2011年11月1日 サンティアゴ 神谷夏実

ブラジル:原子力工業公社、ウラン新鉱床発見

 ブラジル連邦原子力公社(Nucleares do Brasil:INB)は、Bahia州Caetite地域で新たなウラン鉱床を発見したと発表した。新鉱床は、現在ウランの生産を行っているSanta Quiteriaウラン鉱山の近くに位置し、新鉱床のウラン品位は同鉱山の3,000 ppmを上回る6,000 ppmの高品位鉱床であるという。新鉱床の発見により、同地域の埋蔵量は現在の100千t(U)から2倍に増加する可能性がある。新鉱床は、INBから委託を受けているCompanhia Baiana de Pesquisa Mineral(CBPM)社が発見した。

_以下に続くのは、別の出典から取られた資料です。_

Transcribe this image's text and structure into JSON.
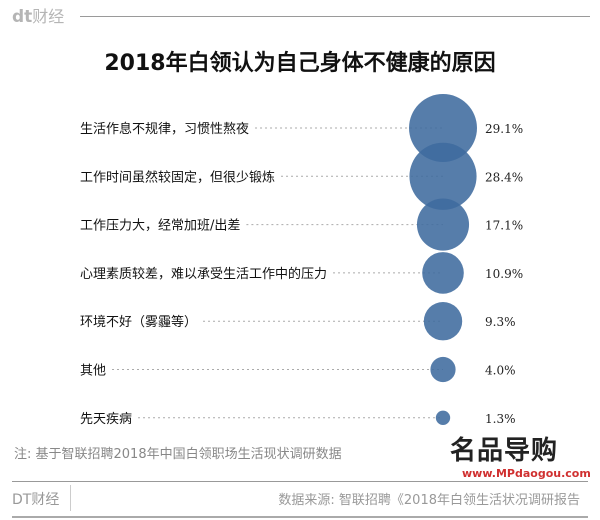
{
  "header": {
    "logo": "dt",
    "logo_suffix": "财经"
  },
  "chart_data": {
    "type": "bubble",
    "title": "2018年白领认为自己身体不健康的原因",
    "categories": [
      "生活作息不规律，习惯性熬夜",
      "工作时间虽然较固定，但很少锻炼",
      "工作压力大，经常加班/出差",
      "心理素质较差，难以承受生活工作中的压力",
      "环境不好（雾霾等）",
      "其他",
      "先天疾病"
    ],
    "values": [
      29.1,
      28.4,
      17.1,
      10.9,
      9.3,
      4.0,
      1.3
    ],
    "value_labels": [
      "29.1%",
      "28.4%",
      "17.1%",
      "10.9%",
      "9.3%",
      "4.0%",
      "1.3%"
    ],
    "unit": "%",
    "color": "#3f6b9e"
  },
  "footer": {
    "note": "注: 基于智联招聘2018年中国白领职场生活现状调研数据",
    "brand": "DT财经",
    "source": "数据来源: 智联招聘《2018年白领生活状况调研报告"
  },
  "watermark": {
    "text": "名品导购",
    "url": "www.MPdaogou.com"
  }
}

 ブラジルでは、80年代以降ウランの探鉱は行われていなかったが、2007年から新規原子炉建設計画(AngraIIIの建設、ならびに2030年までの4~8基の新規建設)やウラン探鉱を含む政府の原子力計画が再開された。INBは、Para、Roraima、Ceara、Bahia、Minas Gerais各州でウラン探鉱を行っている。新鉱床の発見によって、現在計画されているブラジルで3基目となるAngraIII原子力発電所、並びに2030年までに計画されている8基の新規原子力発電所のうち4基に向けてのウラン資源の供給が期待できるという。
 現在のブラジルのウラン需給は、供給側の鉱石生産をINBが行い、需要側はEletrobras Eletronuclear 社が原子力発電所(AngraI、AngraII)の運転を行っている。現在のウランの消費量は約430 t/年(U3O8)である。AngraIIIに必要なウランは、初年度の2015年に840 t、以後毎年280 tで、今後ブラジル国内のウラン生産を増産する必要があるとされている。また、ブラジルのウラン埋蔵量は309千t(U;世界の埋蔵量の5%、第1位の豪州の5分の一)で、世界第7位である。2009年のブラジル国内のウランの鉱山生産は345 t(U、世界の生産量の0.78%)であった。